One would have to be a diehard World Wrestling Entertainment fan to remember Ashley Massaro. She came to prominence in 2006, during the dark age of women’s wrestling, before its evolution to main-event status. Back then, women wrestlers were referred to as “Divas,” and competing meant pillow fights, bathing-suit contests, and “Playboy Bunnymania Lumberjill” matches. Ashley Massaro had charisma and athletic talent a decade ahead of a time when it would have been actually appreciated. Massaro is now dead at 39, yet another wrestler who died well before her time.
During her tenure in World Wrestling Entertainment, she suffered in more ways than one. WWE routinely visits military bases to give a lift to the soldiers fighting the endless wars in the Middle East. It’s of course a public-relations operation that makes the WWE look patriotic and generates goodwill for the brand for “supporting the troops.” Such trips also help make joining the military look like an opportunity to interact with “WWE Superstars.” Great for recruiting in an era when fewer people see the military as an attractive option.
On Massaro’s trip to a US military base in Kuwait, she was allegedly sexually assaulted. Given the high rates of sexual assaults in the military, the story is a tragic echo of what too many women endure in uniform. In fact, the incidence of sexual assault in the military is now higher than it has been since 2006, the first year these statistics were tracked and the year that Massaro visited the Kuwaiti base.
In 2016, Massaro joined dozens of former WWE wrestlers in a lawsuit against WWE alleging that WWE failed to care for the wrestlers’ repetitive head injuries. According to the November 2016 amended complaint, “Upon her return to the United States, she was seen by [WWE physician] Dr. Rios who interviewed her about the [sexual assault]. Dr. Rios reported the incident to WWE executives who soon thereafter met with Massaro to apologize for their negligence but persuaded her that it would be best not to report it to appropriate authorities.”
Her attorney also wrote,
This incredible situation derives from the WWE’s employment misclassification scheme wherein the WWE (deems itself) neither responsible for Massaro’s safety (despite [her] being on a WWE tour in the Middle East) nor does the WWE deem itself responsible to report or collect data about incidents such as this. The WWE in order to protect its public image and insulate itself from paying for its injured workers prefers to remain silent.
In an affidavit she submitted in 2017 as part of the lawsuit, Massaro wrote, “[WWE chief] Vince [McMahon] approached my rape in the same manner he approached all wrestler injuries. He did not want to damage the reputation of the WWE by making them public knowledge, so he exerted extreme pressure on us to stay silent.”

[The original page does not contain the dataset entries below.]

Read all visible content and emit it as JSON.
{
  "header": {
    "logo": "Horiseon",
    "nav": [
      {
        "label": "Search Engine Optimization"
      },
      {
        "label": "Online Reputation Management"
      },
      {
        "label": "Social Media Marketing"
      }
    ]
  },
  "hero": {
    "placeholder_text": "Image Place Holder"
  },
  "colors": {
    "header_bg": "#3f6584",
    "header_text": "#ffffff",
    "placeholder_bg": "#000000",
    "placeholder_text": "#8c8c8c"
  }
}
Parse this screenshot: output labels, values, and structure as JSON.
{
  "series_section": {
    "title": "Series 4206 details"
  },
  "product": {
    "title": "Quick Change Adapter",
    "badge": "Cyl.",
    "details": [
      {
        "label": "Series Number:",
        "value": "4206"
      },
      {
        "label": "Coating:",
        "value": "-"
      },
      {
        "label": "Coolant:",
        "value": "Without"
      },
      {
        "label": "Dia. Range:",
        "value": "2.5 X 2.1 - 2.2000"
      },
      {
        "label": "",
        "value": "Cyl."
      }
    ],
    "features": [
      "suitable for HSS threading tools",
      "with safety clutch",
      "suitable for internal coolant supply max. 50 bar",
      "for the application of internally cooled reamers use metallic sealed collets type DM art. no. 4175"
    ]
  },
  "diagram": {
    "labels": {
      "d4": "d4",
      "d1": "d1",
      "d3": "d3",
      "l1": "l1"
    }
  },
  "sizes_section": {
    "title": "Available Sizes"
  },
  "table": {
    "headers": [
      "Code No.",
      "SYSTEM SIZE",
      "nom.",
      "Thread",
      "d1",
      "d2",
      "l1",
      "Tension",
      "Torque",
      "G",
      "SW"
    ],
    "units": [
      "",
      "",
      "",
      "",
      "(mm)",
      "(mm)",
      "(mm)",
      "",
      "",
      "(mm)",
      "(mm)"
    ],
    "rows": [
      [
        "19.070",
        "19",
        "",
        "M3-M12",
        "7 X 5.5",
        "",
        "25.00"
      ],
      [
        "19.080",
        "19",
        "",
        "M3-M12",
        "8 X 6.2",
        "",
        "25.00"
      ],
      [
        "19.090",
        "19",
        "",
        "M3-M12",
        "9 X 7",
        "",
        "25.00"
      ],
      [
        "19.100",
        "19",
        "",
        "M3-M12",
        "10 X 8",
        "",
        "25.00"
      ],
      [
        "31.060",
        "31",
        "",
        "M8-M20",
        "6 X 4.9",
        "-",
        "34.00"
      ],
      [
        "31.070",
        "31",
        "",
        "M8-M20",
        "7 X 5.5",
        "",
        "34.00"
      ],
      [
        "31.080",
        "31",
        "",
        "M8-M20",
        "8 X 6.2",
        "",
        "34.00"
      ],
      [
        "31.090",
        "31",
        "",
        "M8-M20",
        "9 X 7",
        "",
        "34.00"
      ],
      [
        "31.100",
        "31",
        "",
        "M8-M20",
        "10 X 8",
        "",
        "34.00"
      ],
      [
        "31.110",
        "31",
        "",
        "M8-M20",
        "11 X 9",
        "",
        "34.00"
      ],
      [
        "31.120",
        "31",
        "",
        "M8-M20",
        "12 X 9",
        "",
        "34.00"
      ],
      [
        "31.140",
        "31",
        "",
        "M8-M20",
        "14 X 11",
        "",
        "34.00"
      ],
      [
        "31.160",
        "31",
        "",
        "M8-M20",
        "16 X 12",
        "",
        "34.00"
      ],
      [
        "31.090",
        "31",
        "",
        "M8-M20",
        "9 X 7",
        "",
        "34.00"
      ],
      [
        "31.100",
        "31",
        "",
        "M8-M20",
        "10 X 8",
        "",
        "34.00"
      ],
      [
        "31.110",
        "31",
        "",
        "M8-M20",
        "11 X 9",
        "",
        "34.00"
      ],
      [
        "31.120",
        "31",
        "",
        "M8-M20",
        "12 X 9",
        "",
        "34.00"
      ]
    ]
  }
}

Massaro’s comments before the trip, as pointed out by the website Pro Wrestling Sheet, are painful to read. She said, “Anything can happen going over to the Middle East. But my company takes care of me, and I trust them. I have full faith that I will come back exactly the way I left, if not a little bit better in the heart.”
This wasn’t the only hardship that Massaro faced as a WWE independent contractor (they are not employed directly by WWE, as John Oliver recently pointed out in scathing segment on Last Week Tonight. )
She also, as part of the lawsuit, called out WWE for suppressing information about the effects of concussions on wrestlers—claims that are similar to those that have been made about the National Football League. Massaro also said that in her post-WWE life, she had been dealing with bouts of depression, mood swings, drug addiction, and other familiar side effects of repetitive head trauma. She reported that her time in WWE had left her with, according to The Boston Globe, “a hairline fracture of her spine, two herniated disks, and an ankle fracture that required the insertion of a five-inch metal plate to repair.”
The case was dismissed by US District Court Judge Vanessa Bryant in September 2018, but this was appealed by her lawyer who wrote, “Her case was pending an upcoming Appeal, like many of her friends—due to her premature death she is no longer getting a day in Court.” Massaro’s tragic passing is a reminder of the dark side of the World Wrestling Entertainment universe, and how profit too often takes precedence over people.